Pair Corralation between Northern Small and Active M
Assuming the 90 days horizon Northern Small Cap is expected to under-perform the Active M. In addition to that, Northern Small is 1.27 times more volatile than Active M International. It trades about -0.2 of its total potential returns per unit of risk. Active M International is currently generating about -0.05 per unit of volatility. If you would invest 1,235 in Active M International on November 28, 2024 and sell it today you would lose (73.00) from holding Active M International or give up 5.91% of portfolio value over 90 days.
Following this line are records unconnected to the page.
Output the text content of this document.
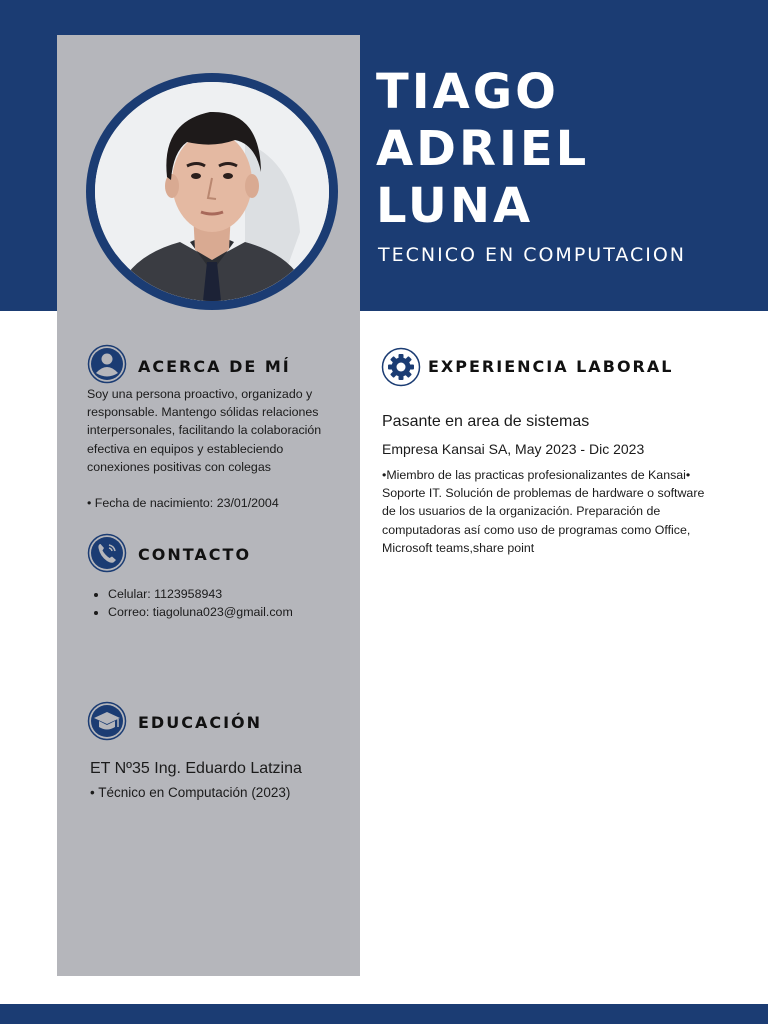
TIAGO
ADRIEL
LUNA
TECNICO EN COMPUTACION
ACERCA DE MÍ
Soy una persona proactivo, organizado y responsable. Mantengo sólidas relaciones interpersonales, facilitando la colaboración efectiva en equipos y estableciendo conexiones positivas con colegas
• Fecha de nacimiento: 23/01/2004
CONTACTO
• Celular: 1123958943
• Correo: tiagoluna023@gmail.com
EDUCACIÓN
ET Nº35 Ing. Eduardo Latzina
• Técnico en Computación (2023)
EXPERIENCIA LABORAL
Pasante en area de sistemas
Empresa Kansai SA, May 2023 - Dic 2023
•Miembro de las practicas profesionalizantes de Kansai• Soporte IT. Solución de problemas de hardware o software de los usuarios de la organización. Preparación de computadoras así como uso de programas como Office, Microsoft teams,share point
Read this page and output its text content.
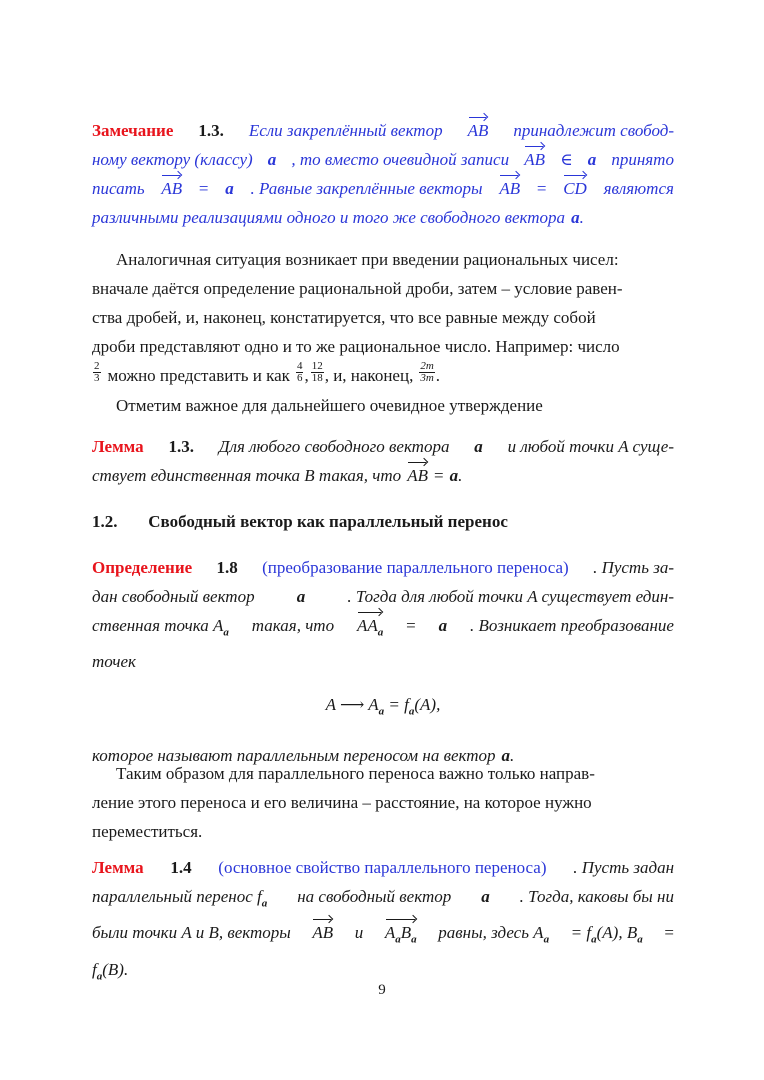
Замечание 1.3. Если закреплённый вектор AB принадлежит свобод-
ному вектору (классу) a , то вместо очевидной записи AB ∈ a принято
писать AB = a . Равные закреплённые векторы AB = CD являются
различными реализациями одного и того же свободного вектора a .
Аналогичная ситуация возникает при введении рациональных чисел:
вначале даётся определение рациональной дроби, затем – условие равен-
ства дробей, и, наконец, констатируется, что все равные между собой
дроби представляют одно и то же рациональное число. Например: число
$\frac{2}{3}$ можно представить и как $\frac{4}{6}$ , $\frac{12}{18}$ , и, наконец, $\frac{2m}{3m}$ .
Отметим важное для дальнейшего очевидное утверждение
Лемма 1.3. Для любого свободного вектора a и любой точки A суще-
ствует единственная точка B такая, что AB = a .
1.2. Свободный вектор как параллельный перенос
Определение 1.8 (преобразование параллельного переноса) . Пусть за-
дан свободный вектор a . Тогда для любой точки A существует един-
ственная точка $A_a$ такая, что $AA_a = a$ . Возникает преобразование
точек
A ⟶ $A_a = f_a(A)$,
которое называют параллельным переносом на вектор a .
Таким образом для параллельного переноса важно только направ-
ление этого переноса и его величина – расстояние, на которое нужно
переместиться.
Лемма 1.4 (основное свойство параллельного переноса) . Пусть задан
параллельный перенос $f_a$ на свободный вектор a . Тогда, каковы бы ни
были точки A и B, векторы AB и $A_aB_a$ равны, здесь $A_a = f_a(A)$, $B_a$ =
$f_a(B)$.
9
Time Period | 3 Months [change] |
Direction | Moves Together |
Strength | Strong |
Accuracy | 100.0% |
Values | Daily Returns |
Northern Small Cap vs. Active M International
Performance |
Timeline |
Northern Small Cap |
Active M International |
Northern Small and Active M Volatility Contrast
Predicted Return Density |
Returns |
Pair Trading with Northern Small and Active M
The main advantage of trading using opposite Northern Small and Active M positions is that it hedges away some unsystematic risk. Because of two separate transactions, even if Northern Small position performs unexpectedly, Active M can make up some of the losses. Pair trading also minimizes risk from directional movements in the market. For example, if an entire industry or sector drops because of unexpected headlines, the short position in Active M will offset losses from the drop in Active M's long position.Northern Small vs. Transamerica Funds | Northern Small vs. Fidelity Series Government | Northern Small vs. Federated Government Income | Northern Small vs. Vanguard Intermediate Term Government |
Check out your portfolio center.Note that this page's information should be used as a complementary analysis to find the right mix of equity instruments to add to your existing portfolios or create a brand new portfolio. You can also try the Money Managers module to screen money managers from public funds and ETFs managed around the world.